We seldom ask ourselves, do I really need this? But this is the attitude we need if we are going to combat the overconsumption which starves the planet of its resources and drains our wallets. This isn't just about being sustainable, this is about being present and not giving into external forces that make us spend our money on things we don't need and don't want.

1. Be aware of these forces that make us want to buy

When you're in the shopping centre remind yourself that things are designed in a way to get you to buy things that weren't already on your shopping list. Be mindful of your impulse to buy things and be aware of your surroundings.

2. Go with a list

Have a list of the things you want and stick to the list! You can also write down things you want like clothes or gadgets and put them on a 30-day waiting list, if you still want them after 30 days then you'll know you really wanted it.

3. Avoid shopping centres like the plague!

Less and less of us go to shopping centres now with online shopping so readily at our fingertips. But if we happen to find ourselves in a shopping centre stick to the "get in and get out" mentality, because we know it's an adult playground of instant gratification, flashing lights and cute tops.

4. Find other ways to reward yourself or lift your spirits

We all know the feeling of needing a bit of "retail therapy" and there's actually some proof that it can improve your mood, but that feeling is transient and we need to remember that.

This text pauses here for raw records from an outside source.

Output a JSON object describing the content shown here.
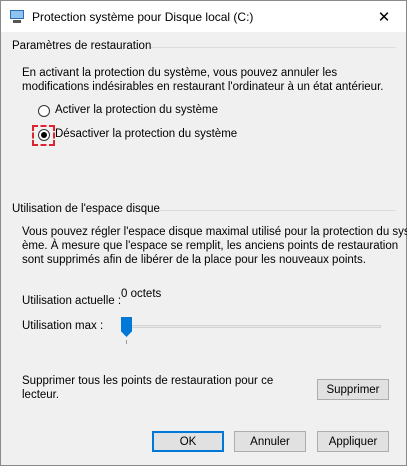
{
  "window": {
    "title": "Protection système pour Disque local  (C:)",
    "close_glyph": "✕"
  },
  "restore_settings": {
    "heading": "Paramètres de restauration",
    "description_line1": "En activant la protection du système, vous pouvez annuler les",
    "description_line2": "modifications indésirables en restaurant l'ordinateur à un état antérieur.",
    "options": [
      {
        "label": "Activer la protection du système",
        "checked": false
      },
      {
        "label": "Désactiver la protection du système",
        "checked": true
      }
    ]
  },
  "disk_usage": {
    "heading": "Utilisation de l'espace disque",
    "description_line1": "Vous pouvez régler l'espace disque maximal utilisé pour la protection du syst",
    "description_line2": "ème. À mesure que l'espace se remplit, les anciens points de restauration",
    "description_line3": "sont supprimés afin de libérer de la place pour les nouveaux points.",
    "current_label": "Utilisation actuelle :",
    "current_value": "0 octets",
    "max_label": "Utilisation max :",
    "max_slider_level": 0
  },
  "delete_section": {
    "text_line1": "Supprimer tous les points de restauration pour ce",
    "text_line2": "lecteur.",
    "button": "Supprimer"
  },
  "footer": {
    "ok": "OK",
    "cancel": "Annuler",
    "apply": "Appliquer"
  },
  "colors": {
    "accent": "#0078d7",
    "focus_marker": "#e0242f"
  }
}
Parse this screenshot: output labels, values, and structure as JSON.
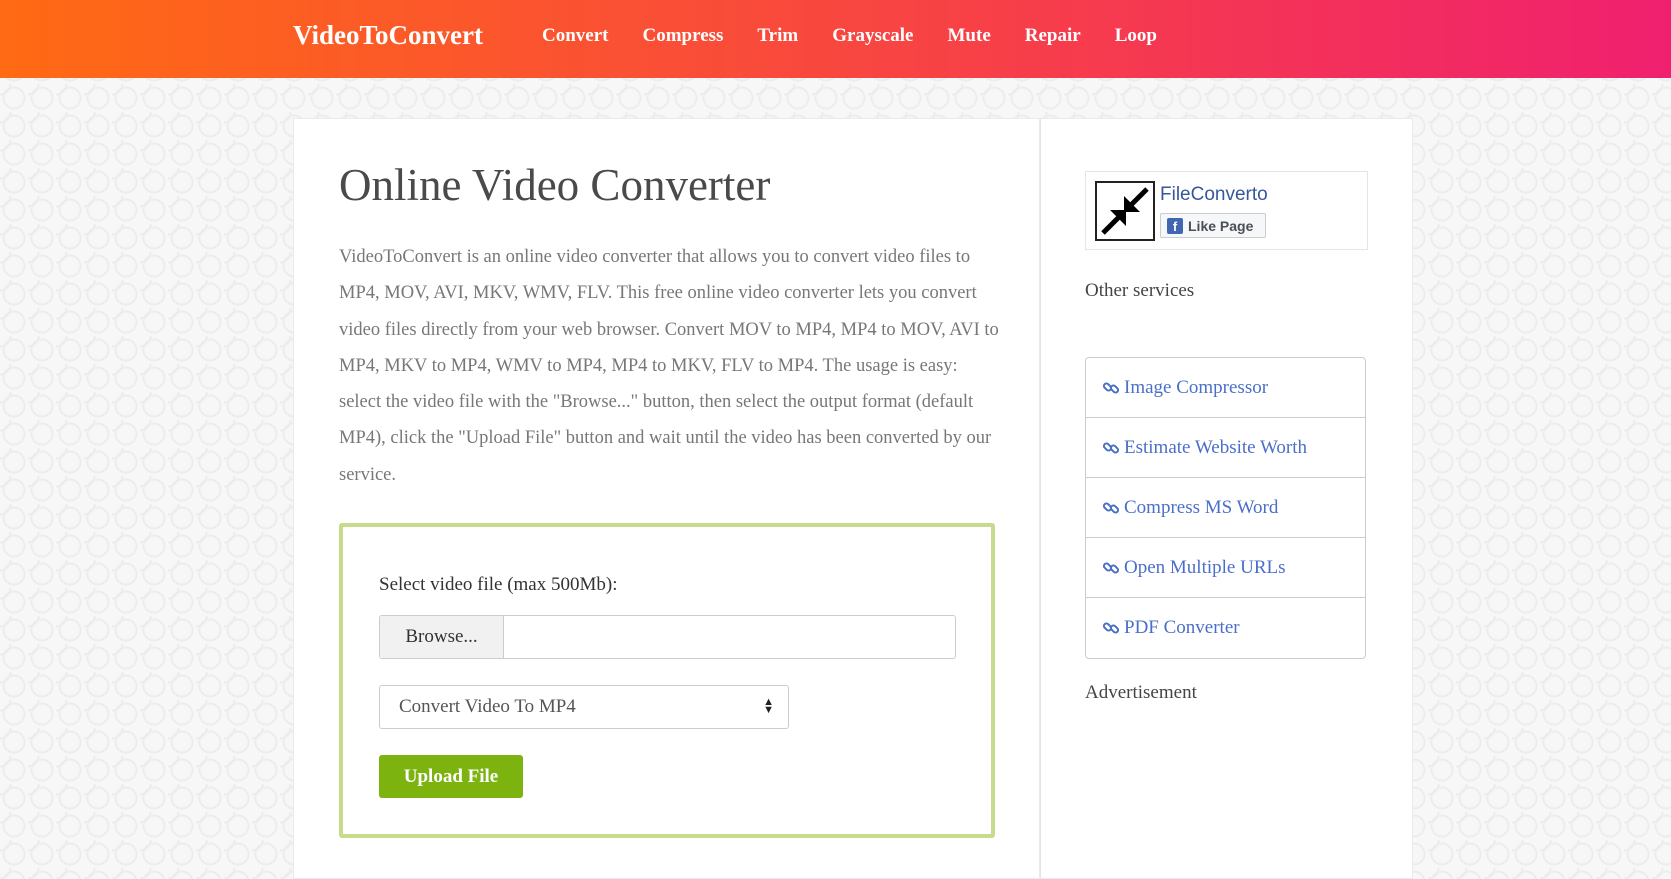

Find other ways to reward yourself or feel better without spending money on items that harm the planet. Fill the space usually taken up by shopping with seeing a friend, reading a book, cooking or doing something else that brings you joy.

5. Do your shopping early in the day

Humans are susceptible to something called "decision fatigue" where we get depleted of our willpower throughout the day by having to make decisions. This causes people to act impulsively. By doing your shopping earlier in the day you will have more mental resources to draw on.

You'll be able to navigate the murky market waters a lot better if you're aware of your purchases and your surroundings. This is why we need to be conscious consumers for the planet, our mental health and our wallets!